The decline in numbers of students taking A-level physics, chemistry and maths must not be allowed to continue, the Royal Society says.
Science has declined in popularity
In 1991 43,416 students sat A-level physics compared with 28,698 in 2004, a decrease of 34%, with the other subjects also losing popularity.
Royal Society president Lord May of Oxford called for "proper targets".
But the government said science subject applications were up by more than 10% this year and were a priority.
In chemistry, 44,440 students took an A-level in 1991, but by 2004 this had fallen to 37,254 - a drop of 16%.
The number of maths candidates decreased by 22%, from 74,972 to 58,508.
However, there were 10% more A-level entries across all subjects in 2004 than in 1991.
Lord May said: "If the number of students studying chemistry, physics and maths at A-level continues to decline, we risk losing not only the next generation of highly skilled scientists, technologists and engineers, but also the teachers to train the generation that come after them.

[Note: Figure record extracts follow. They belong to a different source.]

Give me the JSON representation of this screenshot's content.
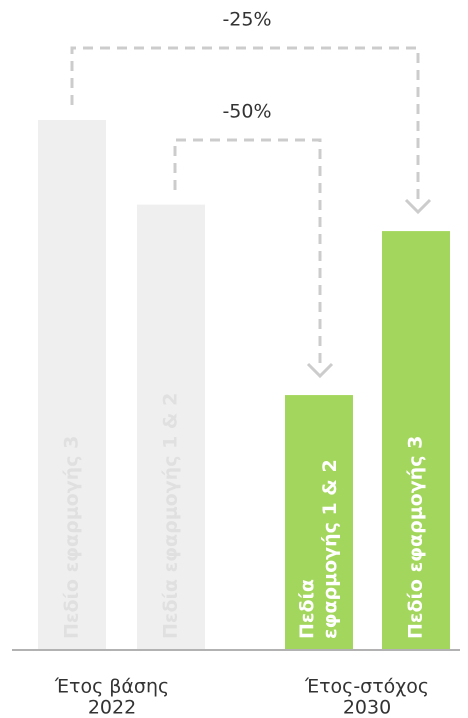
{
  "chart_data": {
    "type": "bar",
    "annotations": [
      "-25%",
      "-50%"
    ],
    "bars": [
      {
        "label": [
          "Πεδίο εφαρμογής 3"
        ],
        "value": 100,
        "color": "#efefef",
        "label_color": "#e0e0e0"
      },
      {
        "label": [
          "Πεδία εφαρμογής 1 & 2"
        ],
        "value": 84,
        "color": "#efefef",
        "label_color": "#e0e0e0"
      },
      {
        "label": [
          "Πεδία",
          "εφαρμογής 1 & 2"
        ],
        "value": 48,
        "color": "#a3d65c",
        "label_color": "#ffffff"
      },
      {
        "label": [
          "Πεδίο εφαρμογής 3"
        ],
        "value": 79,
        "color": "#a3d65c",
        "label_color": "#ffffff"
      }
    ],
    "groups": [
      {
        "label": [
          "Έτος βάσης",
          "2022"
        ]
      },
      {
        "label": [
          "Έτος-στόχος",
          "2030"
        ]
      }
    ]
  }
}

"And without the demand from students we may face a situation where some schools actually stop offering some science subjects at A-level."
The government has set out aspirations to raise numbers of students taking science and engineering after the age of 16.
Lord May said: "The government must commit to some proper targets and a route map detailing exactly how and when it intends to achieve its targets of increasing the numbers of students studying the sciences at A-level and beyond."
Earlier this week the CBI said the UK could lose trade unless science and language learning improve.
A Department for Education and Skills spokesman said: "The sciences continue to be among the more popular courses at A-level.
"The most recent set of figures on applications to science subjects was up by more than 10% compared with last year. We want this to continue."
A programme of science study at GCSE level would help ensure a "clear focus", he added.
The British Chambers of Commerce has demanded higher A-level standards overall.
Its survey of small firms suggests that 50.4% of small firms have trouble recruiting adequately skilled staff.
BCC president Bill Midgley said A-levels had been "dumbed down", with a 97% pass rate expected when results are announced on Thursday.
The government, however, insists that teaching and general standards have improved.